While it's true you can get a house for next to nothing there, you are also going to have nothing to show for it but possibility. Many of these homes have been visited by scrappers. You will get a plot of land and an empty shell, or a house that needs so much work you might as well tear it down and start all over. And I don't know squat about building a home, let alone how I would even get the money to get something started. But that doesn't stop me from observing and wondering. It doesn't stop me from collecting more information and possibly visiting one day and seeing if I am even attracted to this in real life. It doesn't stop me from rooting them on from afar. If anything my mind is being opened and exposed to possibility and that is a good thing. I don't know these people, I don't know what it is really like there, I don't know how I would ever physically or mentally handle it (I still panic just taxi driving tourists in vermont for gods sake), but I know that I am attracted to the energy of what is happening there. If nothing else I can spread the word.

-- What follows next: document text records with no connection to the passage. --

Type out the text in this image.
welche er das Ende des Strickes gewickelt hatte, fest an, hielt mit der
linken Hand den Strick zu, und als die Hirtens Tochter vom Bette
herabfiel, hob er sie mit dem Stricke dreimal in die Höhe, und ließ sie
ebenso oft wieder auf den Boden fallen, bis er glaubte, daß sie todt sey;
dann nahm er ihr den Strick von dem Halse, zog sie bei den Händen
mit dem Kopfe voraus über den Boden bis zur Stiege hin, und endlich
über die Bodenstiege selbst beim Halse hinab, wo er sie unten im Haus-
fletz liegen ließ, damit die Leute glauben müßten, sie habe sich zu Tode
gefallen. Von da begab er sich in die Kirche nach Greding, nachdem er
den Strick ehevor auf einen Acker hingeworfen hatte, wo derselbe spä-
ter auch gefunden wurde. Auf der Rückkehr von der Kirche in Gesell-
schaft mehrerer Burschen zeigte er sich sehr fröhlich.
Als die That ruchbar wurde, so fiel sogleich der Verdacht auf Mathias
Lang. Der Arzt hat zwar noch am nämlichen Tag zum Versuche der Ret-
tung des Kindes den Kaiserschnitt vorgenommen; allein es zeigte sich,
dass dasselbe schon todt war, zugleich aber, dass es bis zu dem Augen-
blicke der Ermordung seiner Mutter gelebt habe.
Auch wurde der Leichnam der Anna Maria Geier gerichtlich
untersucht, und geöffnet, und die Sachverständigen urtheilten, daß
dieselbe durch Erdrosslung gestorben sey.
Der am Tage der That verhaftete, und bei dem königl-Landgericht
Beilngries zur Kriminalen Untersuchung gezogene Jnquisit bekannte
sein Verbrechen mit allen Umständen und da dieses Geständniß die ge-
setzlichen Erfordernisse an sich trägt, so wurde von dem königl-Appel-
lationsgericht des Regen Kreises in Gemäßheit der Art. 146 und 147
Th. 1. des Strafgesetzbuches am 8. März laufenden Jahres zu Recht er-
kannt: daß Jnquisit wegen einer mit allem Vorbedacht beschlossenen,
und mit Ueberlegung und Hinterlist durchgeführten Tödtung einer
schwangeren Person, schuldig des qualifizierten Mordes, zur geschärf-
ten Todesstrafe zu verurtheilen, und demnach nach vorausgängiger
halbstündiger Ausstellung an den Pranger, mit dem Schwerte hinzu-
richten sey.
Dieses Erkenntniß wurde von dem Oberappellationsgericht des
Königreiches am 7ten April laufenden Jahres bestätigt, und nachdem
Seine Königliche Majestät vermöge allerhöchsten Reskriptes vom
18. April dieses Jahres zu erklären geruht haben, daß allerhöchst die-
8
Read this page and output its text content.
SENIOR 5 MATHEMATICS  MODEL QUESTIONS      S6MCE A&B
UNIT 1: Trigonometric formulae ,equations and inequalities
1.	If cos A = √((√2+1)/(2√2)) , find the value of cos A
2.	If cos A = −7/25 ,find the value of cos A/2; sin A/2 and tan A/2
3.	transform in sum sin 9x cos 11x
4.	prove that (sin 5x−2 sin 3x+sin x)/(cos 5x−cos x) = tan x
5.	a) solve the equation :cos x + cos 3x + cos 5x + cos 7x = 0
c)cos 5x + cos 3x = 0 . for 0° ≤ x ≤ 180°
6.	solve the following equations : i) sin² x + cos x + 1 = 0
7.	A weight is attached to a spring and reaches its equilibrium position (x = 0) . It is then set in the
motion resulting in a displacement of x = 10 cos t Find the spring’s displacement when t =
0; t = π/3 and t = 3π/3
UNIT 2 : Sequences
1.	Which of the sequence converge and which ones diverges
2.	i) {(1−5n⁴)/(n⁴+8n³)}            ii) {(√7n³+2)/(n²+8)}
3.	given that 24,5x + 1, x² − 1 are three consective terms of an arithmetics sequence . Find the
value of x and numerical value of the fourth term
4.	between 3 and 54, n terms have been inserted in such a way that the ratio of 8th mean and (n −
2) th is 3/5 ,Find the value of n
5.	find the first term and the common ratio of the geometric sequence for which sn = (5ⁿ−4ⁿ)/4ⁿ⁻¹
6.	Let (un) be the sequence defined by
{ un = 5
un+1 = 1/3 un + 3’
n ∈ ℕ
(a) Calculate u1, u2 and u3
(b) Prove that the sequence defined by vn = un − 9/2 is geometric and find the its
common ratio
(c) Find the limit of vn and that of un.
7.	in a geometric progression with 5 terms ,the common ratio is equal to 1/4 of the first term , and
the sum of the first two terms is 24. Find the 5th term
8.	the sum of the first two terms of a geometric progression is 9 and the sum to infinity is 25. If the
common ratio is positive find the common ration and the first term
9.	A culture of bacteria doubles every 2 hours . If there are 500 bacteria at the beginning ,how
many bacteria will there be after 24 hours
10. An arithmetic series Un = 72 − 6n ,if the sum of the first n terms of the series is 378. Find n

Check out Detroit book of love, a collaboration of seven contemporary photographers, including Mitch Cope. His drawings (links on the sidebar) are worth a look too!

5/3/09

I won something!


Two weeks ago Gigi and Sandra had a blog giveaway of their 4x2 project book. I was the lucky recipient! I got it in the mail a few days ago and wanted to express my thanks and share it here.

The entire book is composed of Gigi's work is on the left and Sandra's on the right. These two friends wanted to: 'collaborate on a creative project that held both visual and seasonal interest. Something with a combination of substance, spontaneity and delight, and something that had no rules. We decided to go with the first idea that came to us organically selecting one month from each season in one year to document the transitions reflecting that period in time.'

Their goal was to record what they experienced in the four seasons, in their everyday lives and put it side by side. The result is 92 pages of colorful, tactile, moody, dreamy images that tell a visual story which instantly connects me to nature and life.


On a creative and technical level, this this book is very well done! Gigi and Sandra made the book via blurb.com and I am very impressed with the look and feel of it. I would totally recommend this site to other artists interested in making their own book! I am so pleased to own a copy, especially since I have known Gigi (aka the roadsidescholar) for most of my blogging life. I've enjoyed watching her journey as a photographer which makes this book all the more precious to me. Thank you for the gift give away ladies, best to you both!

5/1/09

Sandcastle #85/100

Sometimes a clock just has to look simple. I've spent two weeks superimposing different baubles onto the base of this clock and nothing works. Funny how it is the negative words that always echo in my head ~ two years ago a friend put my links onto her myspace page and mentioned my clocks, trying to get the word out. Some guy said, 'yeah she just puts auto junk on something and calls it art, big deal anyone can do that'.

I've never forgotten seeing that comment; those words bellow at me when I think I've finished a piece. But after spending days and days trying to get the clock hands the right color (these are a light cream, not something discernible in the photo), getting the right color of paint to match my 'junk', and spending absurd amounts of time deciding what if any center piece to use, I know that it isnt as easy as just putting a thing on a thing and saying done. By nature I have always tended towards complicated, allowing things to be 'simple' is a huge challenge at times but in the end feels better to my eye.

I suppose even if it were that simple, so what. If I have to defend my creativity I'm in the wrong business.